In Georgia, Rural Hospitals Struggle To Survive

ELLY YU / WABE

 

On a recent afternoon, the emergency room at Irwin County Hospital is empty except for one patient. He’s propped up on a bed and strapped to a machine that monitors his heart rate. Nurse Jason Baxley works the shift.

Like us on Facebook

“Our ER is not very large. It’s only four exam rooms, a cardiac room and trauma room,” Baxley said.

While it isn’t very large, Baxley said the emergency room stays busy. By around noon, they’ve seen a handful of patients – some for pregnancies and a couple others for broken bones, he said. On a 12-hour shift, he said the emergency room sees seven to eight patients on slow days to 12 to 13 patients.

“We treat anything from common colds to cardiac arrests,” he said.

Irwin County is about a three-hour drive from Atlanta down I-75 and has a population of about 9,000 people. But the hospital delivers babies from around the area, about 400 a year.

“If we’re not here, people die, and that’s something that we live with every day,” said Clay Jones, regional director of operations for E.R. Hospitals, which manages Irwin County Hospital and four other rural hospitals in Georgia.

Last year, Irwin County Hospital was about $2.5 million in the red, hospital officials said. Irwin County Hospital recently topped a state list of rural hospitals in need of financial help and is one of dozens in Georgia trying to stay afloat. According to the NC Rural Health Research Program, six rural hospitals in Georgia have closed since 2010.

Jones said one reason for the shortfall at Irwin County is that people who come in often don’t have insurance – and even if they do, they can’t meet the high deductible.

“Our emergency room doesn’t make money because a lot of people that come to our emergency room just aren’t able to pay in rural markets,” Jones said.

The Affordable Care Act was supposed to help by insuring more people, but Georgia and 18 other states did not expand Medicaid, which would have covered more low-income residents.
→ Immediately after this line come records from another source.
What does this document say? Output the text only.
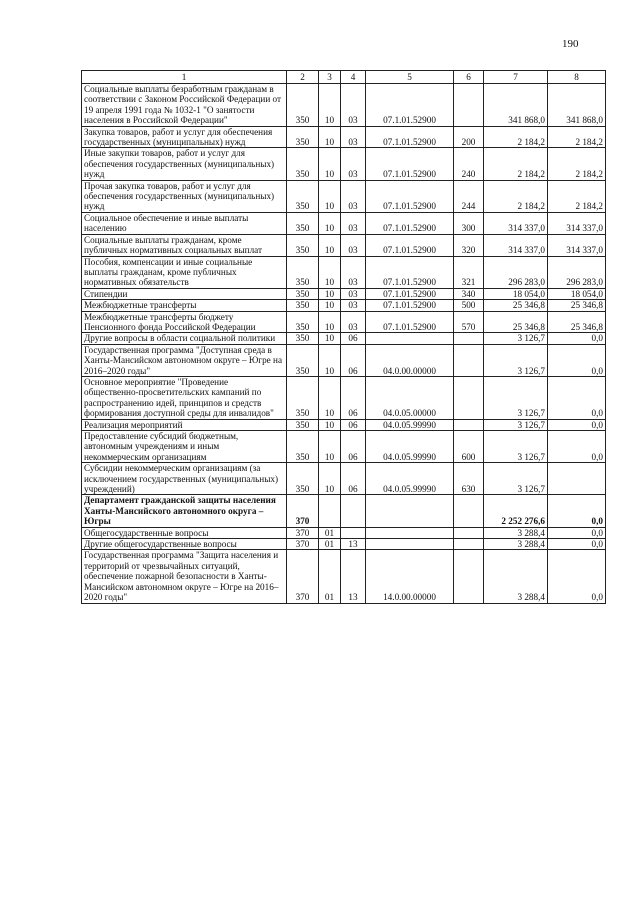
190
1	2	3	4	5	6	7	8
Социальные выплаты безработным гражданам в соответствии с Законом Российской Федерации от 19 апреля 1991 года № 1032-1 "О занятости населения в Российской Федерации"	350	10	03	07.1.01.52900		341 868,0	341 868,0
Закупка товаров, работ и услуг для обеспечения государственных (муниципальных) нужд	350	10	03	07.1.01.52900	200	2 184,2	2 184,2
Иные закупки товаров, работ и услуг для обеспечения государственных (муниципальных) нужд	350	10	03	07.1.01.52900	240	2 184,2	2 184,2
Прочая закупка товаров, работ и услуг для обеспечения государственных (муниципальных) нужд	350	10	03	07.1.01.52900	244	2 184,2	2 184,2
Социальное обеспечение и иные выплаты населению	350	10	03	07.1.01.52900	300	314 337,0	314 337,0
Социальные выплаты гражданам, кроме публичных нормативных социальных выплат	350	10	03	07.1.01.52900	320	314 337,0	314 337,0
Пособия, компенсации и иные социальные выплаты гражданам, кроме публичных нормативных обязательств	350	10	03	07.1.01.52900	321	296 283,0	296 283,0
Стипендии	350	10	03	07.1.01.52900	340	18 054,0	18 054,0
Межбюджетные трансферты	350	10	03	07.1.01.52900	500	25 346,8	25 346,8
Межбюджетные трансферты бюджету Пенсионного фонда Российской Федерации	350	10	03	07.1.01.52900	570	25 346,8	25 346,8
Другие вопросы в области социальной политики	350	10	06			3 126,7	0,0
Государственная программа "Доступная среда в Ханты-Мансийском автономном округе – Югре на 2016–2020 годы"	350	10	06	04.0.00.00000		3 126,7	0,0
Основное мероприятие "Проведение общественно-просветительских кампаний по распространению идей, принципов и средств формирования доступной среды для инвалидов"	350	10	06	04.0.05.00000		3 126,7	0,0
Реализация мероприятий	350	10	06	04.0.05.99990		3 126,7	0,0
Предоставление субсидий бюджетным, автономным учреждениям и иным некоммерческим организациям	350	10	06	04.0.05.99990	600	3 126,7	0,0
Субсидии некоммерческим организациям (за исключением государственных (муниципальных) учреждений)	350	10	06	04.0.05.99990	630	3 126,7	
Департамент гражданской защиты населения Ханты-Мансийского автономного округа – Югры	370					2 252 276,6	0,0
Общегосударственные вопросы	370	01				3 288,4	0,0
Другие общегосударственные вопросы	370	01	13			3 288,4	0,0
Государственная программа "Защита населения и территорий от чрезвычайных ситуаций, обеспечение пожарной безопасности в Ханты-Мансийском автономном округе – Югре на 2016–2020 годы"	370	01	13	14.0.00.00000		3 288,4	0,0
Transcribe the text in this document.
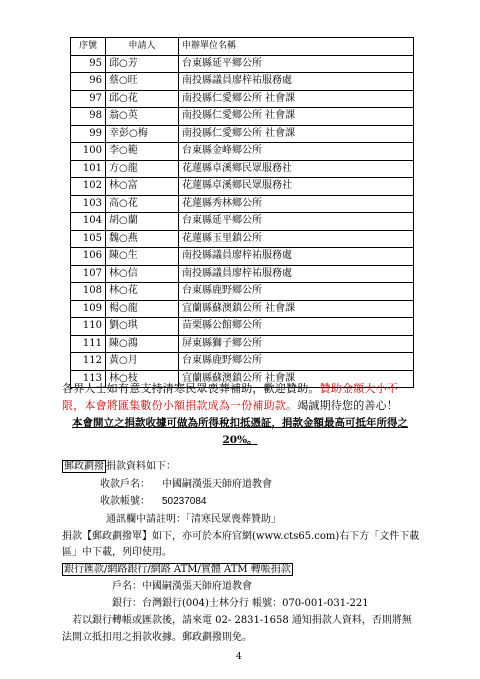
序號	申請人	申辦單位名稱
95	邱○芳	台東縣延平鄉公所
96	蔡○旺	南投縣議員廖梓祐服務處
97	邱○花	南投縣仁愛鄉公所 社會課
98	翁○英	南投縣仁愛鄉公所 社會課
99	幸彭○梅	南投縣仁愛鄉公所 社會課
100	李○範	台東縣金峰鄉公所
101	方○龍	花蓮縣卓溪鄉民眾服務社
102	林○富	花蓮縣卓溪鄉民眾服務社
103	高○花	花蓮縣秀林鄉公所
104	胡○蘭	台東縣延平鄉公所
105	魏○燕	花蓮縣玉里鎮公所
106	陳○生	南投縣議員廖梓祐服務處
107	林○信	南投縣議員廖梓祐服務處
108	林○花	台東縣鹿野鄉公所
109	楊○龍	宜蘭縣蘇澳鎮公所 社會課
110	劉○琪	苗栗縣公館鄉公所
111	陳○鴻	屏東縣獅子鄉公所
112	黃○月	台東縣鹿野鄉公所
113	林○枝	宜蘭縣蘇澳鎮公所 社會課
各界人士如有意支持清寒民眾喪葬補助，歡迎贊助。贊助金額大小不限，本會將匯集數份小額捐款成為一份補助款。竭誠期待您的善心！
本會開立之捐款收據可做為所得稅扣抵憑証，捐款金額最高可抵年所得之20%。
郵政劃撥 捐款資料如下：
收款戶名： 中國嗣漢張天師府道教會
收款帳號： 50237084
通訊欄中請註明：「清寒民眾喪葬贊助」
捐款【郵政劃撥單】如下，亦可於本府官網(www.cts65.com)右下方「文件下載
區」中下載，列印使用。
銀行匯款/網路銀行/網路 ATM/實體 ATM 轉帳捐款
戶名：中國嗣漢張天師府道教會
銀行：台灣銀行(004)士林分行 帳號：070-001-031-221
若以銀行轉帳或匯款後，請來電 02- 2831-1658 通知捐款人資料，否則將無
法開立抵扣用之捐款收據。郵政劃撥則免。
4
At the same time, rural hospitals were also having to meet requirements imposed by the ACA, like digitizing medical records, said George Pink, director of the NC Rural Health Research Program at the University of North Carolina Chapel Hill.

Rural hospitals also treat patients who are often older and sicker, he said.

“I mean, there is just a lot of different things happening all at the same time, and this has put enormous financial pressures on rural hospitals,” Pink said.

Nationwide, 80 hospitals have closed, and almost half of all rural hospitals are currently losing money, Pink said.

Hospitals have also been getting paid less from the federal government for Medicare, and that’s hurt rural hospitals, said Maggie Elehwany, vice president of government affairs and policy at the National Rural Health Association.

She said she hopes Congress will step in and help.

“I think we saw maybe the reflection of this last election that, I think, rural America has felt a little bit left out of many things lately,” she said.

As Congress looks to replace the Affordable Care Act, she said she’d like to see a focus on the rural hospital closure crisis.  

Paige Wynn, Irwin County Hospital’s chief operating officer and chief financial officer, has been working to keep the 34-bed hospital operating.

“We’ve done about all the cutting that can be done, so we’re there,” Wynn said.

While other hospitals get county support, Irwin County Hospital currently does not. Last year, she said the hospital had to lay off about 20 staff members.

Irwin County shares some expensive equipment with another hospital in the neighboring county. The hospital currently does not have an MRI machine. That means back at the emergency room, nurses prepare to transfer the man who’s suffered a possible stroke to another hospital that has an MRI machine.

“It’s going to be very important that we get a long-term fix. We are still bleeding,” Wynn said.